On the floor beneath the first platform are some of the clothes the victims were wearing when they were killed. It reminds me of a memorial at a school in Rwanda I visited early in the Hot Zone project. There, victims' clothes were hung across a wire near where their bodies were exhumed following that genocide. The smell of the clothes somehow forced me to see people when looking at the remains — not just bodies, not just victims.
Inside the glass-lined pagoda, the clothes and skulls are open and exposed on their platforms. You can touch them, pick them up and stare closely if you feel the need. There is little separation from the living and dead.

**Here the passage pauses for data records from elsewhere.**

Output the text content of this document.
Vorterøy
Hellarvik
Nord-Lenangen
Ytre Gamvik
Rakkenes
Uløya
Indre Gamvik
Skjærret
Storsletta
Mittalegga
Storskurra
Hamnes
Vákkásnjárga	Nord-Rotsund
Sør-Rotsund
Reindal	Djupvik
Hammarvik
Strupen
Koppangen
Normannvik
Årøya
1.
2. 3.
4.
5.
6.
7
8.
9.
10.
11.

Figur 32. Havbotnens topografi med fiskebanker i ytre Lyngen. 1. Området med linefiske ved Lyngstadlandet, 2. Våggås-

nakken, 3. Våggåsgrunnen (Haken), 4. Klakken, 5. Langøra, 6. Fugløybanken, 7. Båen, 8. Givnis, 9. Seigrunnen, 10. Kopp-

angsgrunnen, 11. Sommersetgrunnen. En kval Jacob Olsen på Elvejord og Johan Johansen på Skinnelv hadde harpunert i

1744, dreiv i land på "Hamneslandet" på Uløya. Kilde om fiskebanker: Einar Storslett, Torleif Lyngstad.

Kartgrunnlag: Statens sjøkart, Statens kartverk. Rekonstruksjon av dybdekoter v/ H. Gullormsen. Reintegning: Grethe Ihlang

Standing inside the pagoda I begin to understand that whether intended or not, this memorial is not a museum piece. Detaching yourself from this tragedy is not an option.
Here, inside this place, while you look at them, eight thousand skulls look back at you from empty eye sockets, asking you to see more than just their deaths, but their lives.
They once knew laughter and breakfast, the feel of rain and the taste of tea. It was these things they were robbed of and these things they seem to ask you to remember, so that they are more than statistics of a heinous crime, more than skulls on a platform.
In the landscape around the pagoda, other visitors walk between the graves from small shrines filled with bones and teeth to placards, explaining in Khmer and English what took place at the specific locations.
One placard reads that a tree stump is the site where Khmer Rouge soldiers smashed the heads of children. Another, called the "magic tree", reads that microphones were draped over the branches to amplify the moans of agony from those being killed.
It is hard to walk away from Choeung Ek unmoved, to know what has happened here, to see the evidence, to honor the loss — but also to wonder, almost three decades later, if justice lies amongst those bones.